Em contraste com eles, os Cavaleiros Templários que surgiram em Michoacán emergiram em reação à incursão dos Zetas no estado de Michoacán. Michoacán é um estado geograficamente estratégico porque tem um dos maiores portos do México, e tem muitas rotas diretas para o centro do México, que lhes dão acesso direto aos EUA. Os Cavaleiros Templários perceberam rapidamente que eles não podiam enfrentar os Zetas só com violência, e, então, eles desenvolveram uma estratégia como um empreendimento social. Eles se definem como representantes e protetores dos cidadãos de Michoacán contra o crime organizado. Sua marca de empresa social expressa que eles requerem muito compromisso cívico, então eles investem pesado no fornecimento de serviços locais, por exemplo, lidar com a violência doméstica, perseguir criminosos insignificantes, tratando viciados e mantendo as drogas fora dos mercado locais onde eles estão, e, claro, protegendo as pessoas de outras organizações criminosas. Bem, eles matam muitas pessoas também, mas quando eles as matam, eles fornecem histórias e descrições muito cuidadosas do motivo por terem feito, em inserções nos jornais, vídeos no YouTube, e outdoors que explicam que as pessoas que foram mortas morreram porque representavam uma ameaça não para nós, como uma organização, obviamente, mas para vocês, como cidadãos. E então, nós estamos aqui, na realidade, para protegê-los. Eles, como empresas sociais fazem, criaram um código moral e ético que eles anunciam por aí, e eles têm práticas de recrutamento muito rigorosas. E eis aqui os tipos de explicações que eles dão sobre algumas de suas ações. Eles mantiveram, na verdade, o acesso ao comércio de drogas lucrativo, mas o modo pelo qual o fazem, porque eles controlam toda Michoacán, e eles controlam o Porto de Lázaro Cárdenas, eles alavancam o comércio para, por exemplo, trocar cobre de Michoacán, que é legalmente produzido e legalmente extraído por efedrina ilegal da China que é um precursor crítico das metanfetaminas que eles produzem, e então eles têm parcerias com organizações maiores, como a Federação Sinaloa, que distribui os seus produtos nos EUA.
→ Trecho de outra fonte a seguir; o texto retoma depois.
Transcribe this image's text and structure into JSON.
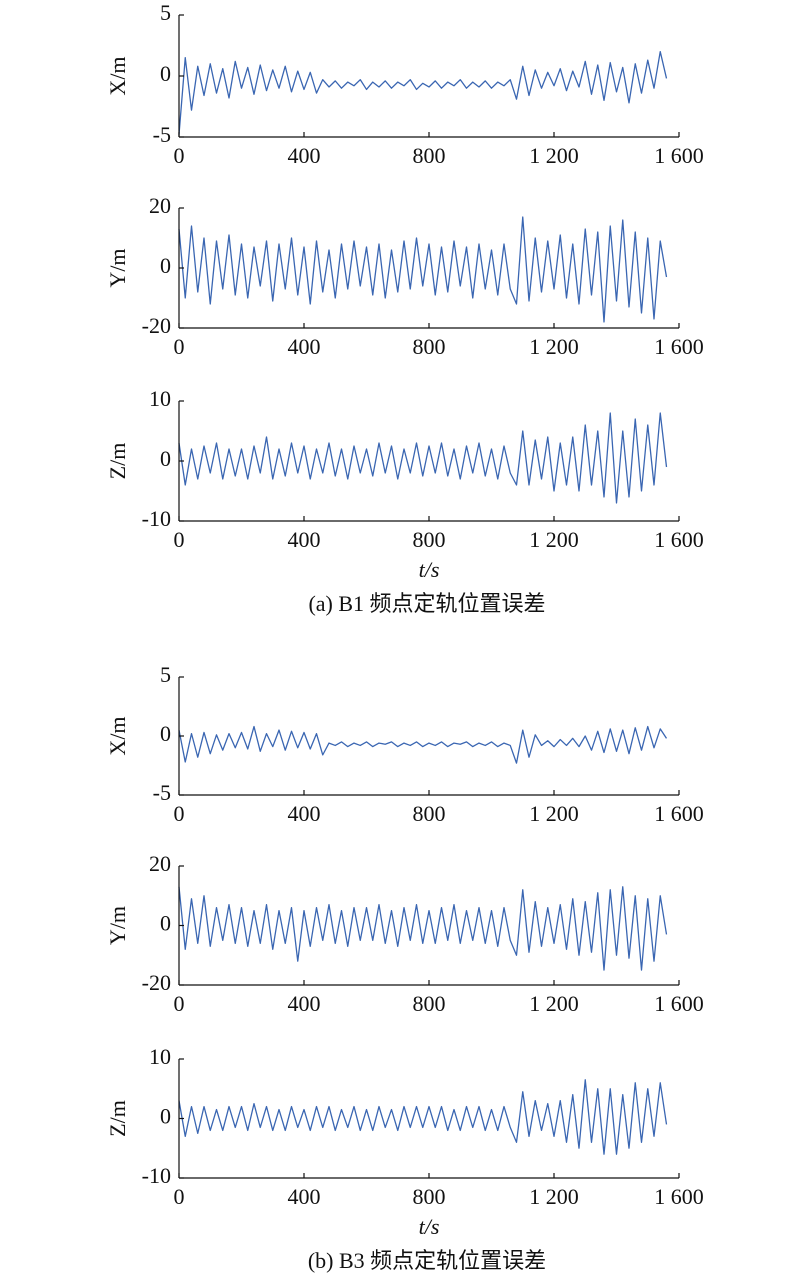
{
  "chart_data": [
    {
      "type": "line",
      "ylabel": "X/m",
      "color": "#3a66b2",
      "xlim": [
        0,
        1600
      ],
      "ylim": [
        -5,
        5
      ],
      "yticks": [
        -5,
        0,
        5
      ],
      "xticks": [
        0,
        400,
        800,
        {
          "value": 1200,
          "label": "1 200"
        },
        {
          "value": 1600,
          "label": "1 600"
        }
      ],
      "x": [
        0,
        20,
        40,
        60,
        80,
        100,
        120,
        140,
        160,
        180,
        200,
        220,
        240,
        260,
        280,
        300,
        320,
        340,
        360,
        380,
        400,
        420,
        440,
        460,
        480,
        500,
        520,
        540,
        560,
        580,
        600,
        620,
        640,
        660,
        680,
        700,
        720,
        740,
        760,
        780,
        800,
        820,
        840,
        860,
        880,
        900,
        920,
        940,
        960,
        980,
        1000,
        1020,
        1040,
        1060,
        1080,
        1100,
        1120,
        1140,
        1160,
        1180,
        1200,
        1220,
        1240,
        1260,
        1280,
        1300,
        1320,
        1340,
        1360,
        1380,
        1400,
        1420,
        1440,
        1460,
        1480,
        1500,
        1520,
        1540,
        1560
      ],
      "values": [
        -4.8,
        1.5,
        -2.8,
        0.8,
        -1.6,
        1.0,
        -1.4,
        0.6,
        -1.8,
        1.2,
        -1.0,
        0.7,
        -1.5,
        0.9,
        -1.2,
        0.5,
        -1.0,
        0.8,
        -1.3,
        0.4,
        -1.1,
        0.3,
        -1.4,
        -0.3,
        -0.9,
        -0.4,
        -1.0,
        -0.5,
        -0.8,
        -0.3,
        -1.1,
        -0.5,
        -0.9,
        -0.4,
        -1.0,
        -0.5,
        -0.8,
        -0.3,
        -1.1,
        -0.6,
        -0.9,
        -0.4,
        -1.0,
        -0.5,
        -0.8,
        -0.3,
        -1.0,
        -0.5,
        -0.9,
        -0.4,
        -1.0,
        -0.5,
        -0.8,
        -0.3,
        -1.9,
        0.8,
        -1.6,
        0.5,
        -1.0,
        0.3,
        -0.8,
        0.6,
        -1.2,
        0.4,
        -0.9,
        1.2,
        -1.5,
        0.9,
        -2.0,
        1.1,
        -1.3,
        0.7,
        -2.2,
        1.0,
        -1.4,
        1.3,
        -1.0,
        2.0,
        -0.2
      ]
    },
    {
      "type": "line",
      "ylabel": "Y/m",
      "color": "#3a66b2",
      "xlim": [
        0,
        1600
      ],
      "ylim": [
        -20,
        20
      ],
      "yticks": [
        -20,
        0,
        20
      ],
      "xticks": [
        0,
        400,
        800,
        {
          "value": 1200,
          "label": "1 200"
        },
        {
          "value": 1600,
          "label": "1 600"
        }
      ],
      "x": [
        0,
        20,
        40,
        60,
        80,
        100,
        120,
        140,
        160,
        180,
        200,
        220,
        240,
        260,
        280,
        300,
        320,
        340,
        360,
        380,
        400,
        420,
        440,
        460,
        480,
        500,
        520,
        540,
        560,
        580,
        600,
        620,
        640,
        660,
        680,
        700,
        720,
        740,
        760,
        780,
        800,
        820,
        840,
        860,
        880,
        900,
        920,
        940,
        960,
        980,
        1000,
        1020,
        1040,
        1060,
        1080,
        1100,
        1120,
        1140,
        1160,
        1180,
        1200,
        1220,
        1240,
        1260,
        1280,
        1300,
        1320,
        1340,
        1360,
        1380,
        1400,
        1420,
        1440,
        1460,
        1480,
        1500,
        1520,
        1540,
        1560
      ],
      "values": [
        13,
        -10,
        14,
        -8,
        10,
        -12,
        9,
        -7,
        11,
        -9,
        8,
        -10,
        7,
        -6,
        9,
        -11,
        8,
        -7,
        10,
        -9,
        7,
        -12,
        9,
        -8,
        6,
        -10,
        8,
        -7,
        9,
        -6,
        7,
        -9,
        8,
        -10,
        6,
        -8,
        9,
        -7,
        10,
        -6,
        8,
        -9,
        7,
        -8,
        9,
        -6,
        7,
        -10,
        8,
        -7,
        6,
        -9,
        8,
        -7,
        -12,
        17,
        -11,
        10,
        -8,
        9,
        -7,
        11,
        -10,
        8,
        -12,
        13,
        -9,
        12,
        -18,
        14,
        -11,
        16,
        -13,
        12,
        -15,
        10,
        -17,
        9,
        -3
      ]
    },
    {
      "type": "line",
      "ylabel": "Z/m",
      "color": "#3a66b2",
      "xlim": [
        0,
        1600
      ],
      "ylim": [
        -10,
        10
      ],
      "yticks": [
        -10,
        0,
        10
      ],
      "xticks": [
        0,
        400,
        800,
        {
          "value": 1200,
          "label": "1 200"
        },
        {
          "value": 1600,
          "label": "1 600"
        }
      ],
      "xlabel": "t/s",
      "caption": "(a) B1 频点定轨位置误差",
      "x": [
        0,
        20,
        40,
        60,
        80,
        100,
        120,
        140,
        160,
        180,
        200,
        220,
        240,
        260,
        280,
        300,
        320,
        340,
        360,
        380,
        400,
        420,
        440,
        460,
        480,
        500,
        520,
        540,
        560,
        580,
        600,
        620,
        640,
        660,
        680,
        700,
        720,
        740,
        760,
        780,
        800,
        820,
        840,
        860,
        880,
        900,
        920,
        940,
        960,
        980,
        1000,
        1020,
        1040,
        1060,
        1080,
        1100,
        1120,
        1140,
        1160,
        1180,
        1200,
        1220,
        1240,
        1260,
        1280,
        1300,
        1320,
        1340,
        1360,
        1380,
        1400,
        1420,
        1440,
        1460,
        1480,
        1500,
        1520,
        1540,
        1560
      ],
      "values": [
        3,
        -4,
        2,
        -3,
        2.5,
        -2,
        3,
        -3,
        2,
        -2.5,
        2,
        -3,
        2.5,
        -2,
        4,
        -3,
        2,
        -2.5,
        3,
        -2,
        2.5,
        -3,
        2,
        -2,
        3,
        -2.5,
        2,
        -3,
        2.5,
        -2,
        2,
        -2.5,
        3,
        -2,
        2.5,
        -3,
        2,
        -2,
        3,
        -2.5,
        2.5,
        -2,
        3,
        -2.5,
        2,
        -3,
        2.5,
        -2,
        3,
        -2.5,
        2,
        -3,
        2.5,
        -2,
        -4,
        5,
        -4,
        3.5,
        -3,
        4,
        -5,
        3,
        -4,
        4,
        -5,
        6,
        -4,
        5,
        -6,
        8,
        -7,
        5,
        -6,
        7,
        -5,
        6,
        -4,
        8,
        -1
      ]
    },
    {
      "type": "line",
      "ylabel": "X/m",
      "color": "#3a66b2",
      "xlim": [
        0,
        1600
      ],
      "ylim": [
        -5,
        5
      ],
      "yticks": [
        -5,
        0,
        5
      ],
      "xticks": [
        0,
        400,
        800,
        {
          "value": 1200,
          "label": "1 200"
        },
        {
          "value": 1600,
          "label": "1 600"
        }
      ],
      "x": [
        0,
        20,
        40,
        60,
        80,
        100,
        120,
        140,
        160,
        180,
        200,
        220,
        240,
        260,
        280,
        300,
        320,
        340,
        360,
        380,
        400,
        420,
        440,
        460,
        480,
        500,
        520,
        540,
        560,
        580,
        600,
        620,
        640,
        660,
        680,
        700,
        720,
        740,
        760,
        780,
        800,
        820,
        840,
        860,
        880,
        900,
        920,
        940,
        960,
        980,
        1000,
        1020,
        1040,
        1060,
        1080,
        1100,
        1120,
        1140,
        1160,
        1180,
        1200,
        1220,
        1240,
        1260,
        1280,
        1300,
        1320,
        1340,
        1360,
        1380,
        1400,
        1420,
        1440,
        1460,
        1480,
        1500,
        1520,
        1540,
        1560
      ],
      "values": [
        0.5,
        -2.2,
        0.2,
        -1.8,
        0.3,
        -1.5,
        0.1,
        -1.2,
        0.2,
        -1.0,
        0.3,
        -1.1,
        0.8,
        -1.3,
        0.2,
        -0.9,
        0.5,
        -1.2,
        0.4,
        -1.0,
        0.3,
        -1.1,
        0.2,
        -1.6,
        -0.6,
        -0.8,
        -0.5,
        -0.9,
        -0.6,
        -0.8,
        -0.5,
        -0.9,
        -0.6,
        -0.7,
        -0.5,
        -0.9,
        -0.6,
        -0.8,
        -0.5,
        -0.9,
        -0.6,
        -0.8,
        -0.5,
        -0.9,
        -0.6,
        -0.7,
        -0.5,
        -0.9,
        -0.6,
        -0.8,
        -0.5,
        -0.9,
        -0.6,
        -0.8,
        -2.3,
        0.5,
        -1.8,
        0.1,
        -0.8,
        -0.4,
        -0.9,
        -0.3,
        -0.8,
        -0.2,
        -0.9,
        0.0,
        -1.2,
        0.4,
        -1.4,
        0.6,
        -1.3,
        0.5,
        -1.5,
        0.7,
        -1.2,
        0.8,
        -1.0,
        0.6,
        -0.2
      ]
    },
    {
      "type": "line",
      "ylabel": "Y/m",
      "color": "#3a66b2",
      "xlim": [
        0,
        1600
      ],
      "ylim": [
        -20,
        20
      ],
      "yticks": [
        -20,
        0,
        20
      ],
      "xticks": [
        0,
        400,
        800,
        {
          "value": 1200,
          "label": "1 200"
        },
        {
          "value": 1600,
          "label": "1 600"
        }
      ],
      "x": [
        0,
        20,
        40,
        60,
        80,
        100,
        120,
        140,
        160,
        180,
        200,
        220,
        240,
        260,
        280,
        300,
        320,
        340,
        360,
        380,
        400,
        420,
        440,
        460,
        480,
        500,
        520,
        540,
        560,
        580,
        600,
        620,
        640,
        660,
        680,
        700,
        720,
        740,
        760,
        780,
        800,
        820,
        840,
        860,
        880,
        900,
        920,
        940,
        960,
        980,
        1000,
        1020,
        1040,
        1060,
        1080,
        1100,
        1120,
        1140,
        1160,
        1180,
        1200,
        1220,
        1240,
        1260,
        1280,
        1300,
        1320,
        1340,
        1360,
        1380,
        1400,
        1420,
        1440,
        1460,
        1480,
        1500,
        1520,
        1540,
        1560
      ],
      "values": [
        13,
        -8,
        9,
        -6,
        10,
        -7,
        6,
        -5,
        7,
        -6,
        6,
        -7,
        5,
        -6,
        7,
        -8,
        5,
        -6,
        6,
        -12,
        5,
        -7,
        6,
        -5,
        7,
        -6,
        5,
        -7,
        6,
        -5,
        6,
        -5,
        7,
        -6,
        5,
        -7,
        6,
        -5,
        7,
        -6,
        5,
        -6,
        6,
        -5,
        7,
        -6,
        5,
        -5,
        6,
        -6,
        5,
        -7,
        6,
        -5,
        -10,
        12,
        -9,
        8,
        -7,
        6,
        -6,
        7,
        -8,
        9,
        -10,
        8,
        -9,
        11,
        -15,
        12,
        -10,
        13,
        -11,
        10,
        -15,
        9,
        -12,
        10,
        -3
      ]
    },
    {
      "type": "line",
      "ylabel": "Z/m",
      "color": "#3a66b2",
      "xlim": [
        0,
        1600
      ],
      "ylim": [
        -10,
        10
      ],
      "yticks": [
        -10,
        0,
        10
      ],
      "xticks": [
        0,
        400,
        800,
        {
          "value": 1200,
          "label": "1 200"
        },
        {
          "value": 1600,
          "label": "1 600"
        }
      ],
      "xlabel": "t/s",
      "caption": "(b) B3 频点定轨位置误差",
      "x": [
        0,
        20,
        40,
        60,
        80,
        100,
        120,
        140,
        160,
        180,
        200,
        220,
        240,
        260,
        280,
        300,
        320,
        340,
        360,
        380,
        400,
        420,
        440,
        460,
        480,
        500,
        520,
        540,
        560,
        580,
        600,
        620,
        640,
        660,
        680,
        700,
        720,
        740,
        760,
        780,
        800,
        820,
        840,
        860,
        880,
        900,
        920,
        940,
        960,
        980,
        1000,
        1020,
        1040,
        1060,
        1080,
        1100,
        1120,
        1140,
        1160,
        1180,
        1200,
        1220,
        1240,
        1260,
        1280,
        1300,
        1320,
        1340,
        1360,
        1380,
        1400,
        1420,
        1440,
        1460,
        1480,
        1500,
        1520,
        1540,
        1560
      ],
      "values": [
        3,
        -3,
        2,
        -2.5,
        2,
        -2,
        1.5,
        -2,
        2,
        -1.5,
        2,
        -2,
        2.5,
        -1.5,
        2,
        -2,
        1.5,
        -2,
        2,
        -1.5,
        1.5,
        -2,
        2,
        -1.5,
        2,
        -2,
        1.5,
        -1.5,
        2,
        -2,
        1.5,
        -2,
        2,
        -1.5,
        1.5,
        -2,
        2,
        -1.5,
        2,
        -1.5,
        2,
        -1.5,
        2,
        -2,
        1.5,
        -2,
        2,
        -1.5,
        2,
        -2,
        1.5,
        -2,
        2,
        -1.5,
        -4,
        4.5,
        -3,
        3,
        -2,
        2.5,
        -3,
        3,
        -4,
        4,
        -5,
        6.5,
        -4,
        5,
        -6,
        5,
        -6,
        4,
        -5,
        6,
        -4,
        5,
        -3,
        6,
        -1
      ]
    }
  ]
}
Finalmente, a Federação Sinaloa. Quando vocês lerem sobre eles, frequentemente lerão sobre eles com uma insinuação de reverência e admiração, porque eles são a mais integrada e a maior de todas as organizações mexicanas, e, muitas pessoas diriam, do mundo. Eles começaram como apenas uma espécie de organização de transportes que se especializou em contrabando nas fronteiras dos EUA e do México, mas agora eles se desenvolveram em uma multinacional verdadeiramente integrada, que tem parcerias produtivas no sul e parcerias na distribuição global por todo o planeta. Eles cultivaram uma marca de profissionalismo, perspicácia de negócios e inovação. Eles projetaram novas drogas e novos processos de fabricação. Eles projetaram narco-túneis que vão até o outro lado da fronteira e dá para ver que estes não são túneis como os de "Um Sonho de Liberdade". Eles inventaram narco-submarinos e barcos que não são detectados pelos radares. Eles inventaram drones para transportar drogas, catapultas, tudo o que vocês imaginarem. Um dos líderes da Federação Sinaloa, de fato, conseguiu entrar na lista da Forbes

[#701 Joaquin Guzman Loera]

Como qualquer multinacional faria, eles se especializaram e focaram apenas na parte mais lucrativa do negócio, que são drogas muito rentáveis como cocaína, heroína, metanfetaminas. Como qualquer multinacional latino-americana tradicional faria, o modo de controle de suas operações se dá através de laços familiares. Quando eles estão entrando em um novo mercado, eles enviam um membro da família para supervisioná-lo, ou, se estiverem abrindo uma parceria com uma nova organização, eles criam um laço familiar, seja através de casamentos ou outros tipos de laços. Como qualquer outra multinacional faria, eles protegem a sua marca terceirizando as partes mais questionáveis do modelo de negócios, como, por exemplo, quando eles têm que se utilizar de violência contra outras organizações criminosas, eles recrutam gangues e outros atuantes menores para fazer o trabalho sujo para eles, e eles tentam separam suas operações e sua violência e são muito discretos quanto a isso.

Para um maior fortalecimento de sua marca, eles, de fato, têm empresas profissionais de Relações Públicas que moldam a maneira como a imprensa falará deles. Eles têm, em sua equipe, cinegrafistas profissionais. Eles têm laços incrivelmente produtivos com as organizações de segurança em ambos os lados da fronteira.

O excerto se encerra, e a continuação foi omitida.